Please tell us a little about your background in education. Why did you decide to become involved in education? What are some of the roles you’ve had and what does your current role involve?
I began my career in fashion design in a large fashion house in Sydney but I always felt unfulfilled and that I wasn’t actually doing anything of importance. After two years I left and followed my calling which is a love of English, Drama and pedagogy. My own English/Drama teacher was an absolute inspiration and really motivated me to learn, I thought it was a privilege to be able to impact young people’s lives in that way. I am currently Head Teacher English and have this year, with a few colleagues registered as a professional teachers’ association focused on innovative pedagogies, which I think is an opportunity to build a learning community of teachers who want to engage students through evidence based research. Our FB group is Innovation 4 Education Association but or email to all NSW Teachers is coming soon. I really look forward to collaborating with some amazing educators!

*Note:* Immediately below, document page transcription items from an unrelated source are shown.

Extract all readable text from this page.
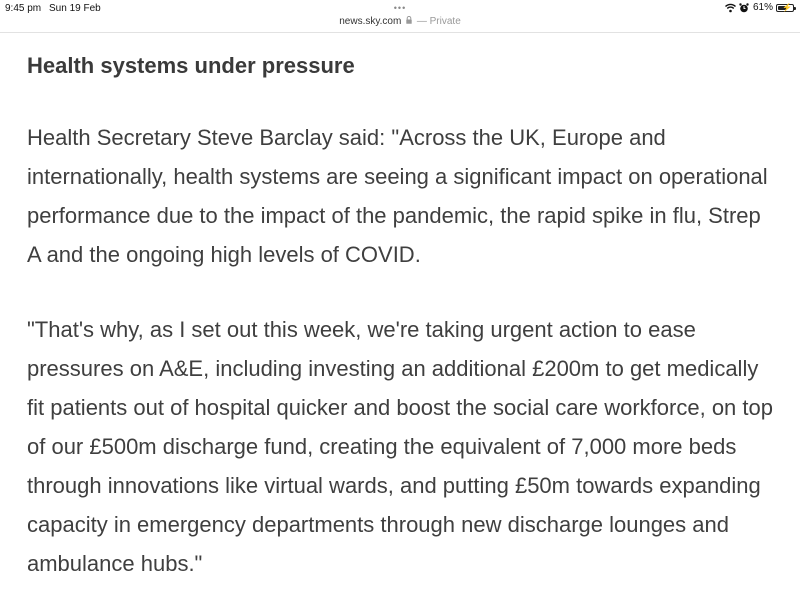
9:45 pm Sun 19 Feb	61% ⚡
•••
news.sky.com — Private
Health systems under pressure

Health Secretary Steve Barclay said: "Across the UK, Europe and internationally, health systems are seeing a significant impact on operational performance due to the impact of the pandemic, the rapid spike in flu, Strep A and the ongoing high levels of COVID.

"That's why, as I set out this week, we're taking urgent action to ease pressures on A&E, including investing an additional £200m to get medically fit patients out of hospital quicker and boost the social care workforce, on top of our £500m discharge fund, creating the equivalent of 7,000 more beds through innovations like virtual wards, and putting £50m towards expanding capacity in emergency departments through new discharge lounges and ambulance hubs."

Who or what keeps you inspired and motivated in your work?
Students who rely on high quality teachers, as I did, to get the most out of school. There’s nothing more rewarding than seeing a student whose life you have positively impacted. Like minded colleagues who are focused on transforming education, taking on feedback and deep learning. My own kids who I believe need strong role models and the opportunity to shine at school regardless of their interests and talents.

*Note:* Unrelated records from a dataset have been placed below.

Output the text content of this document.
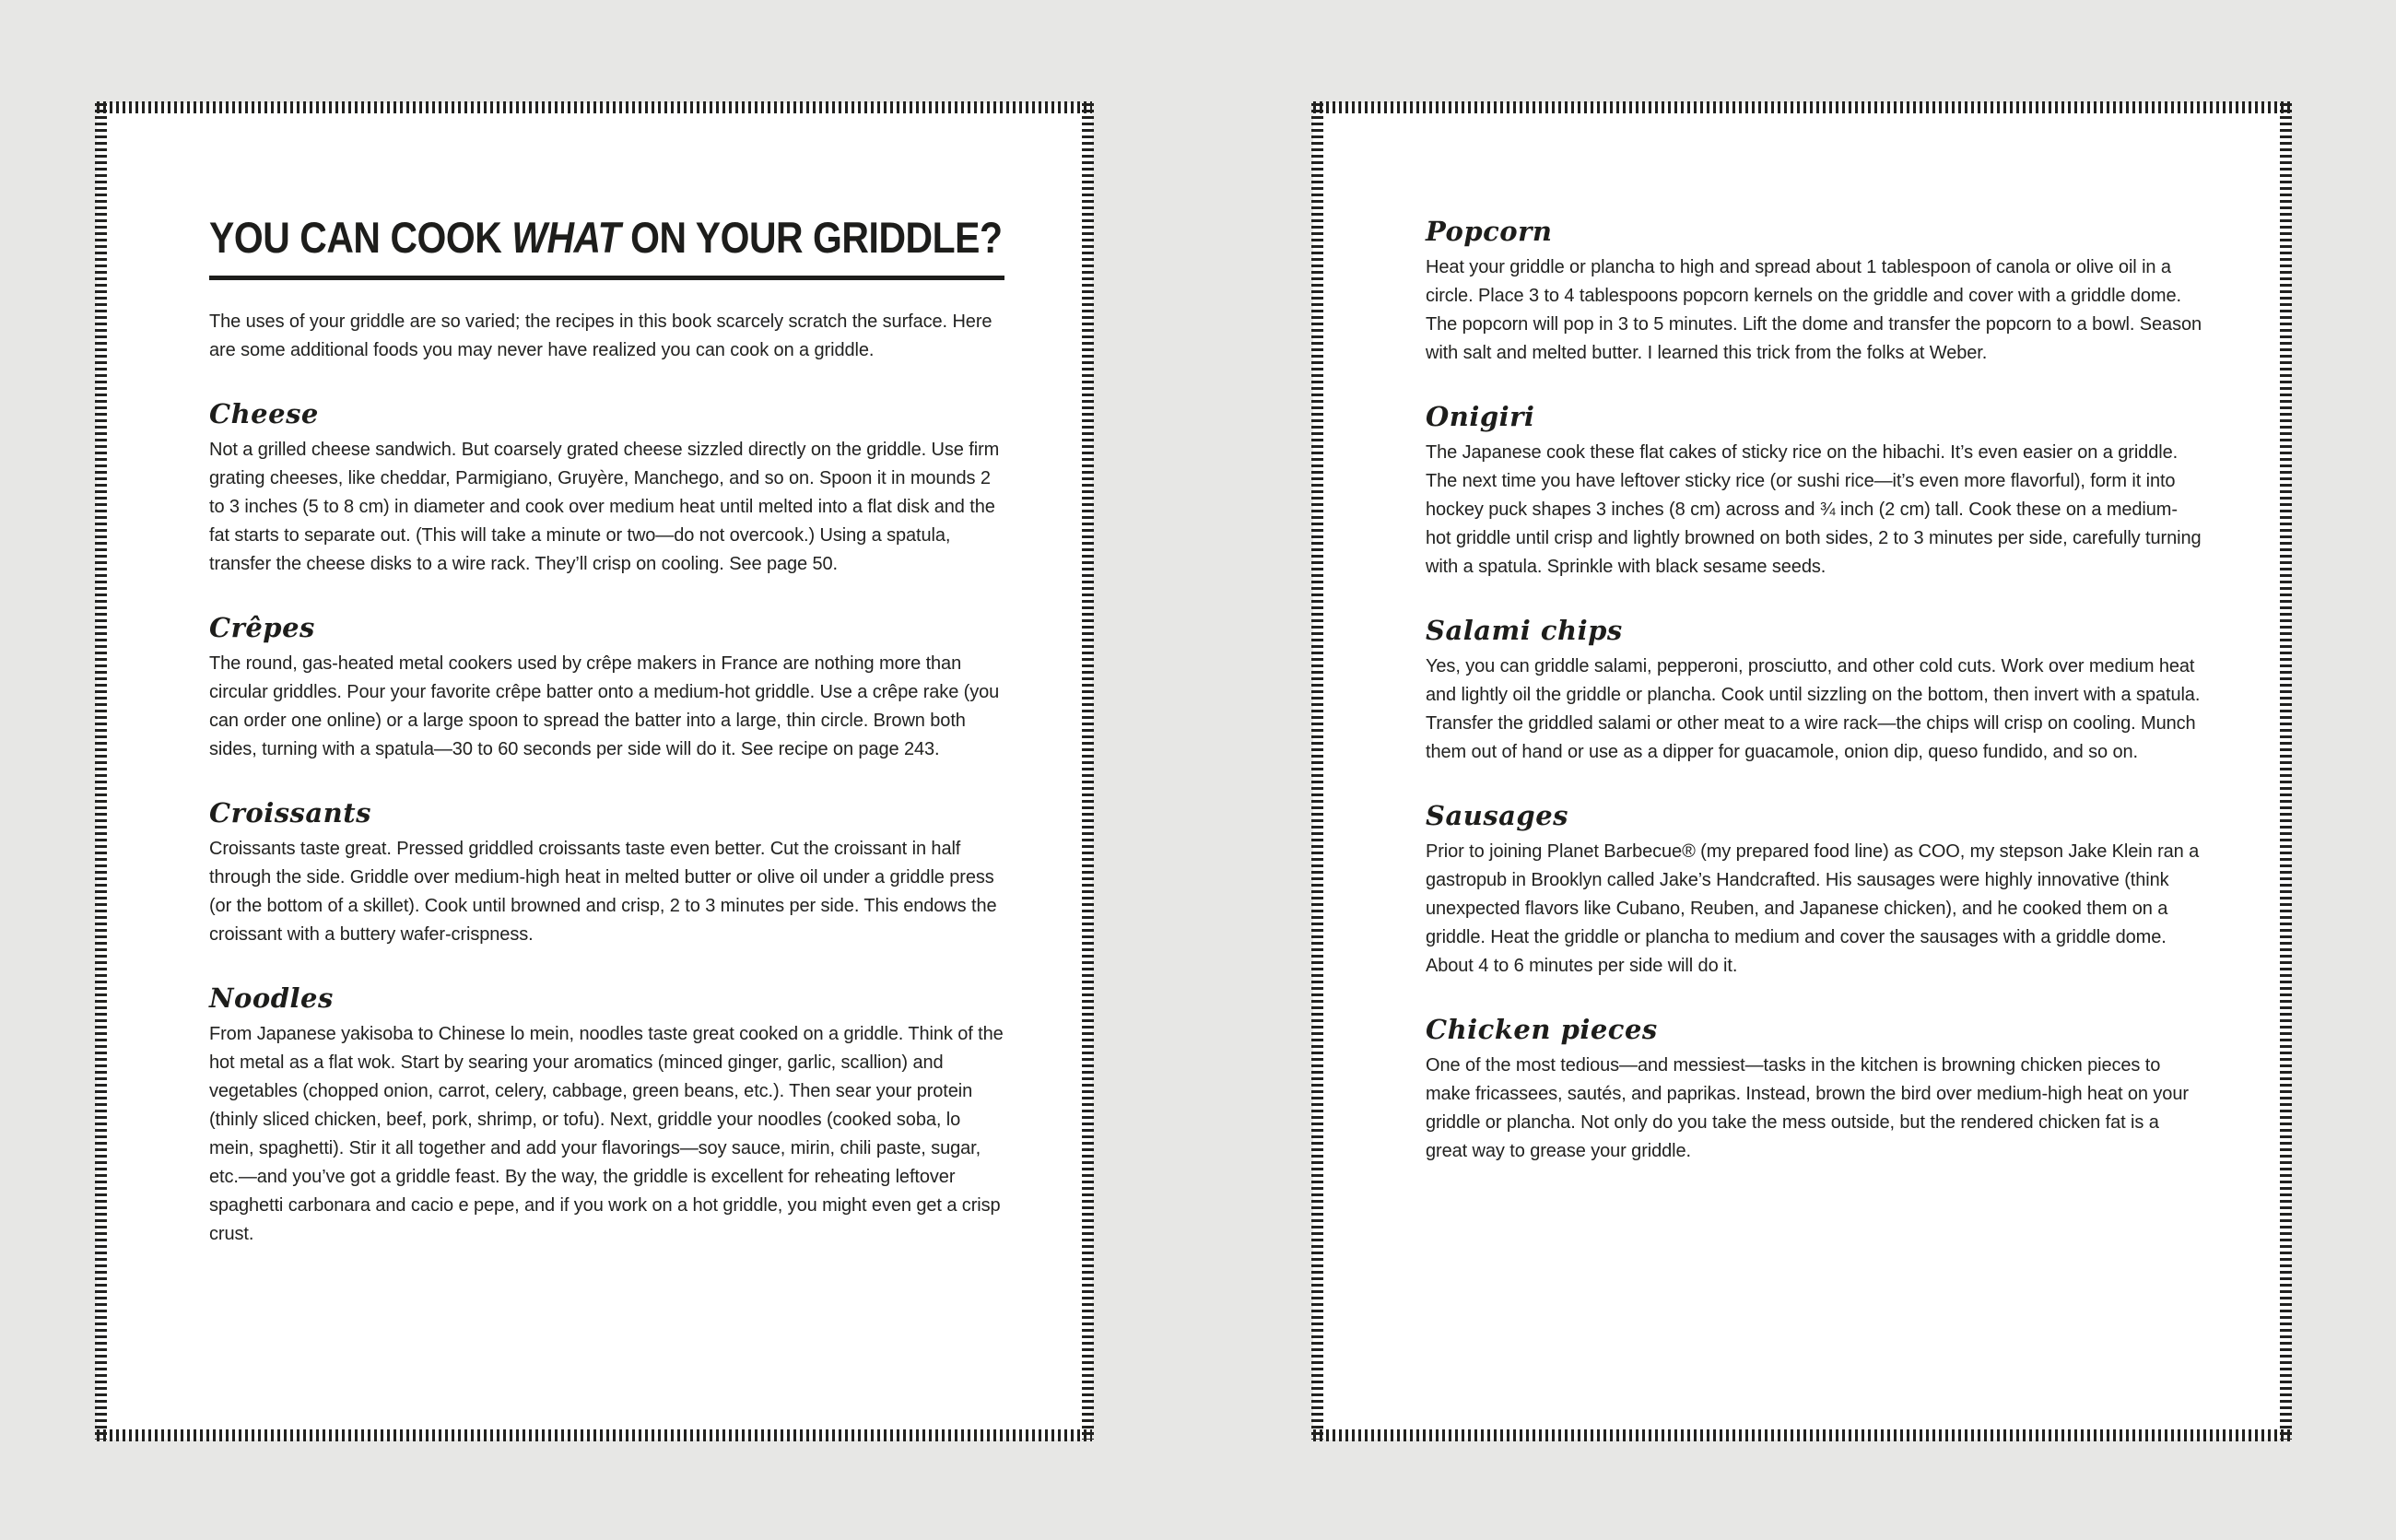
YOU CAN COOK WHAT ON YOUR GRIDDLE?

The uses of your griddle are so varied; the recipes in this book scarcely scratch the surface. Here are some additional foods you may never have realized you can cook on a griddle.

Cheese

Not a grilled cheese sandwich. But coarsely grated cheese sizzled directly on the griddle. Use firm grating cheeses, like cheddar, Parmigiano, Gruyère, Manchego, and so on. Spoon it in mounds 2 to 3 inches (5 to 8 cm) in diameter and cook over medium heat until melted into a flat disk and the fat starts to separate out. (This will take a minute or two—do not overcook.) Using a spatula, transfer the cheese disks to a wire rack. They’ll crisp on cooling. See page 50.

Crêpes

The round, gas-heated metal cookers used by crêpe makers in France are nothing more than circular griddles. Pour your favorite crêpe batter onto a medium-hot griddle. Use a crêpe rake (you can order one online) or a large spoon to spread the batter into a large, thin circle. Brown both sides, turning with a spatula—30 to 60 seconds per side will do it. See recipe on page 243.

Croissants

Croissants taste great. Pressed griddled croissants taste even better. Cut the croissant in half through the side. Griddle over medium-high heat in melted butter or olive oil under a griddle press (or the bottom of a skillet). Cook until browned and crisp, 2 to 3 minutes per side. This endows the croissant with a buttery wafer-crispness.

Noodles

From Japanese yakisoba to Chinese lo mein, noodles taste great cooked on a griddle. Think of the hot metal as a flat wok. Start by searing your aromatics (minced ginger, garlic, scallion) and vegetables (chopped onion, carrot, celery, cabbage, green beans, etc.). Then sear your protein (thinly sliced chicken, beef, pork, shrimp, or tofu). Next, griddle your noodles (cooked soba, lo mein, spaghetti). Stir it all together and add your flavorings—soy sauce, mirin, chili paste, sugar, etc.—and you’ve got a griddle feast. By the way, the griddle is excellent for reheating leftover spaghetti carbonara and cacio e pepe, and if you work on a hot griddle, you might even get a crisp crust.

Popcorn

Heat your griddle or plancha to high and spread about 1 tablespoon of canola or olive oil in a circle. Place 3 to 4 tablespoons popcorn kernels on the griddle and cover with a griddle dome. The popcorn will pop in 3 to 5 minutes. Lift the dome and transfer the popcorn to a bowl. Season with salt and melted butter. I learned this trick from the folks at Weber.

Onigiri

The Japanese cook these flat cakes of sticky rice on the hibachi. It’s even easier on a griddle. The next time you have leftover sticky rice (or sushi rice—it’s even more flavorful), form it into hockey puck shapes 3 inches (8 cm) across and ¾ inch (2 cm) tall. Cook these on a medium-hot griddle until crisp and lightly browned on both sides, 2 to 3 minutes per side, carefully turning with a spatula. Sprinkle with black sesame seeds.

Salami chips

Yes, you can griddle salami, pepperoni, prosciutto, and other cold cuts. Work over medium heat and lightly oil the griddle or plancha. Cook until sizzling on the bottom, then invert with a spatula. Transfer the griddled salami or other meat to a wire rack—the chips will crisp on cooling. Munch them out of hand or use as a dipper for guacamole, onion dip, queso fundido, and so on.

Sausages

Prior to joining Planet Barbecue® (my prepared food line) as COO, my stepson Jake Klein ran a gastropub in Brooklyn called Jake’s Handcrafted. His sausages were highly innovative (think unexpected flavors like Cubano, Reuben, and Japanese chicken), and he cooked them on a griddle. Heat the griddle or plancha to medium and cover the sausages with a griddle dome. About 4 to 6 minutes per side will do it.

Chicken pieces

One of the most tedious—and messiest—tasks in the kitchen is browning chicken pieces to make fricassees, sautés, and paprikas. Instead, brown the bird over medium-high heat on your griddle or plancha. Not only do you take the mess outside, but the rendered chicken fat is a great way to grease your griddle.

What do you see as some of the biggest rewards and challenges for people working in education today?
It is an exciting time to be in education. Education hasn’t changed much in the last 100 years so to have he chance to be part of this revolution is exciting. However, it is also the greatest challenge because traditionally students and parents fear change more than they embrace it.

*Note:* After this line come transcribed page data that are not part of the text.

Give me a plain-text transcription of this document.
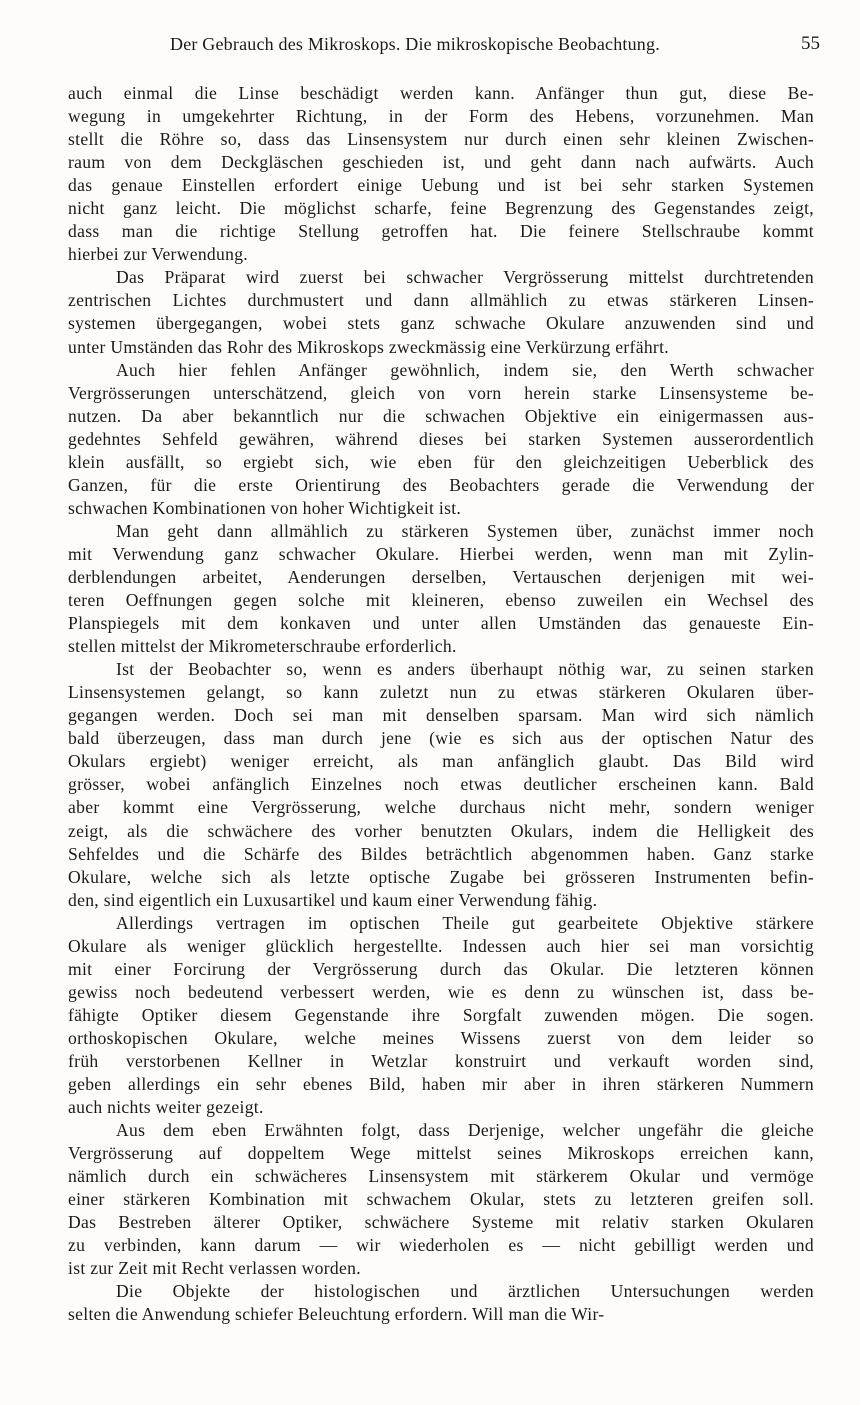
Der Gebrauch des Mikroskops. Die mikroskopische Beobachtung.	55
auch einmal die Linse beschädigt werden kann. Anfänger thun gut, diese Be-
wegung in umgekehrter Richtung, in der Form des Hebens, vorzunehmen. Man
stellt die Röhre so, dass das Linsensystem nur durch einen sehr kleinen Zwischen-
raum von dem Deckgläschen geschieden ist, und geht dann nach aufwärts. Auch
das genaue Einstellen erfordert einige Uebung und ist bei sehr starken Systemen
nicht ganz leicht. Die möglichst scharfe, feine Begrenzung des Gegenstandes zeigt,
dass man die richtige Stellung getroffen hat. Die feinere Stellschraube kommt
hierbei zur Verwendung.
Das Präparat wird zuerst bei schwacher Vergrösserung mittelst durchtretenden
zentrischen Lichtes durchmustert und dann allmählich zu etwas stärkeren Linsen-
systemen übergegangen, wobei stets ganz schwache Okulare anzuwenden sind und
unter Umständen das Rohr des Mikroskops zweckmässig eine Verkürzung erfährt.
Auch hier fehlen Anfänger gewöhnlich, indem sie, den Werth schwacher
Vergrösserungen unterschätzend, gleich von vorn herein starke Linsensysteme be-
nutzen. Da aber bekanntlich nur die schwachen Objektive ein einigermassen aus-
gedehntes Sehfeld gewähren, während dieses bei starken Systemen ausserordentlich
klein ausfällt, so ergiebt sich, wie eben für den gleichzeitigen Ueberblick des
Ganzen, für die erste Orientirung des Beobachters gerade die Verwendung der
schwachen Kombinationen von hoher Wichtigkeit ist.
Man geht dann allmählich zu stärkeren Systemen über, zunächst immer noch
mit Verwendung ganz schwacher Okulare. Hierbei werden, wenn man mit Zylin-
derblendungen arbeitet, Aenderungen derselben, Vertauschen derjenigen mit wei-
teren Oeffnungen gegen solche mit kleineren, ebenso zuweilen ein Wechsel des
Planspiegels mit dem konkaven und unter allen Umständen das genaueste Ein-
stellen mittelst der Mikrometerschraube erforderlich.
Ist der Beobachter so, wenn es anders überhaupt nöthig war, zu seinen starken
Linsensystemen gelangt, so kann zuletzt nun zu etwas stärkeren Okularen über-
gegangen werden. Doch sei man mit denselben sparsam. Man wird sich nämlich
bald überzeugen, dass man durch jene (wie es sich aus der optischen Natur des
Okulars ergiebt) weniger erreicht, als man anfänglich glaubt. Das Bild wird
grösser, wobei anfänglich Einzelnes noch etwas deutlicher erscheinen kann. Bald
aber kommt eine Vergrösserung, welche durchaus nicht mehr, sondern weniger
zeigt, als die schwächere des vorher benutzten Okulars, indem die Helligkeit des
Sehfeldes und die Schärfe des Bildes beträchtlich abgenommen haben. Ganz starke
Okulare, welche sich als letzte optische Zugabe bei grösseren Instrumenten befin-
den, sind eigentlich ein Luxusartikel und kaum einer Verwendung fähig.
Allerdings vertragen im optischen Theile gut gearbeitete Objektive stärkere
Okulare als weniger glücklich hergestellte. Indessen auch hier sei man vorsichtig
mit einer Forcirung der Vergrösserung durch das Okular. Die letzteren können
gewiss noch bedeutend verbessert werden, wie es denn zu wünschen ist, dass be-
fähigte Optiker diesem Gegenstande ihre Sorgfalt zuwenden mögen. Die sogen.
orthoskopischen Okulare, welche meines Wissens zuerst von dem leider so
früh verstorbenen Kellner in Wetzlar konstruirt und verkauft worden sind,
geben allerdings ein sehr ebenes Bild, haben mir aber in ihren stärkeren Nummern
auch nichts weiter gezeigt.
Aus dem eben Erwähnten folgt, dass Derjenige, welcher ungefähr die gleiche
Vergrösserung auf doppeltem Wege mittelst seines Mikroskops erreichen kann,
nämlich durch ein schwächeres Linsensystem mit stärkerem Okular und vermöge
einer stärkeren Kombination mit schwachem Okular, stets zu letzteren greifen soll.
Das Bestreben älterer Optiker, schwächere Systeme mit relativ starken Okularen
zu verbinden, kann darum — wir wiederholen es — nicht gebilligt werden und
ist zur Zeit mit Recht verlassen worden.
Die Objekte der histologischen und ärztlichen Untersuchungen werden
selten die Anwendung schiefer Beleuchtung erfordern. Will man die Wir-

If you had the ability to make changes to the education system in Australia, what would you do?
I would love to see the HSC exams draw on skills such as collaboration and critical thinking and instead of having exams which students possibly learn by rote, have them solve real world problems. I love teaching English but sometimes teaching the HSC feels extremely formulaic.
What role do you see EduTweetOz playing on the education scene in Australia and what are your hopes for the account this week?
Collaboration is a big one. Twitter has made it incredibly easy to engage in professional learning at flexible times and engage in meaningful conversations with educators around the world. I really hope this week inspires teachers to give new pedagogies and practices a go and it encourages people to take an interest in our professional teachers’ association so we can build a community of teachers willing to support one another in a very interesting time in education.